In response to the lawsuit, Warner Bros Discovery released a statement calling the legal action “meritless,” saying Paramount has yet to raise the price of its offer or address what Warner Bros identified as deficiencies in its proposal.

Warner Bros said Paramount’s continued campaign, including repeated press releases, has not changed the board’s position that the Netflix deal offers greater certainty and value, and that Paramount’s all‑cash offer failed to present superior terms.

Warner Bros also reiterated its belief that Paramount’s tender offer carries significant execution risks due to the large amount of debt financing required to support the deal, underlining concerns that unfavourable changes in financial conditions could affect closing.

Warner Bros linked these risks to its board’s recommendation that shareholders stick with the Netflix transaction, which the board said provides more predictable outcomes for investors.

The dispute between Paramount and Warner Bros has had immediate effects on stock prices, with Warner Bros shares declining as market participants reacted to the legal filing and proxy announcements, while shares of Paramount and Netflix showed modest movements in early trading.

These price shifts reflect investor uncertainty ahead of the crucial shareholder decisions that could determine the fate of the competing takeover strategies.

Paramount’s efforts to compel Warner Bros to disclose full financial comparisons underscore broader questions about fiduciary duties and disclosure standards when corporate boards recommend one transaction over another in the face of a contested takeover bid.

Paramount’s suit contends that providing shareholders with detailed valuations and risk analyses is essential for them to exercise their rights when deciding whether to tender into a hostile offer or support the board’s preferred alternative.

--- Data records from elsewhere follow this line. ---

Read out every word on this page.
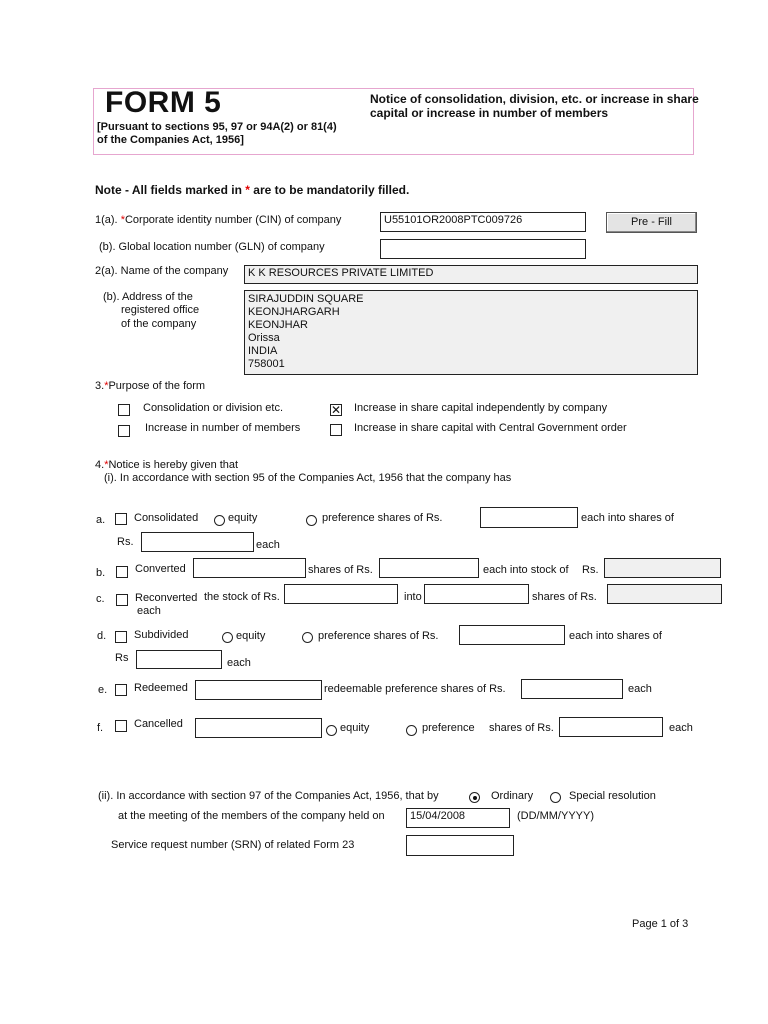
FORM 5
[Pursuant to sections 95, 97 or 94A(2) or 81(4) of the Companies Act, 1956]
Notice of consolidation, division, etc. or increase in share capital or increase in number of members
Note - All fields marked in * are to be mandatorily filled.
1(a). *Corporate identity number (CIN) of company	U55101OR2008PTC009726	Pre - Fill
(b). Global location number (GLN) of company
2(a). Name of the company	K K RESOURCES PRIVATE LIMITED
(b). Address of the
registered office
of the company
SIRAJUDDIN SQUARE
KEONJHARGARH
KEONJHAR
Orissa
INDIA
758001
3.*Purpose of the form
Consolidation or division etc.	✕ Increase in share capital independently by company
Increase in number of members	Increase in share capital with Central Government order
4.*Notice is hereby given that
(i). In accordance with section 95 of the Companies Act, 1956 that the company has
a.	Consolidated	equity	preference shares of Rs.	each into shares of
Rs.	each
b.	Converted	shares of Rs.	each into stock of Rs.
c.	Reconverted the stock of Rs.	into	shares of Rs.
each
d.	Subdivided	equity	preference shares of Rs.	each into shares of
Rs	each
e. Redeemed	redeemable preference shares of Rs.	each
f.	Cancelled	equity	preference shares of Rs.	each
(ii). In accordance with section 97 of the Companies Act, 1956, that by	Ordinary	Special resolution
at the meeting of the members of the company held on	15/04/2008	(DD/MM/YYYY)
Service request number (SRN) of related Form 23
Page 1 of 3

Legal observers note that under Delaware law, boards are obligated to provide adequate information to shareholders to enable informed voting or tender decisions when faced with competing offers, and that failure to provide such information can be grounds for judicial review.

Paramount’s complaint cites this legal standard in seeking to compel Warner Bros to furnish the missing financial analyses that would allow shareholders to compare the Netflix transaction and Paramount’s tender offer on an apples‑to‑apples basis.

Paramount’s proxy strategy could reshape the composition of Warner Bros Discovery’s board if shareholders elect directors aligned with Paramount’s approach.

Paramount has said it would use its proposed slate to exercise Warner Bros’ right under the Netflix merger agreement to engage in discussions with Paramount, potentially leading to a renegotiation of terms or a reevaluation of the competing offers.

Shareholders now face a pivotal decision as they weigh Paramount’s push for greater disclosure and board representation against the Warner Bros board’s recommendation to proceed with the Netflix merger.

The outcome of the tender offer expirations, proxy fight and potential bylaw changes will determine whether one transaction moves forward or if the conflict prompts further litigation and shareholder actions in the weeks and months ahead.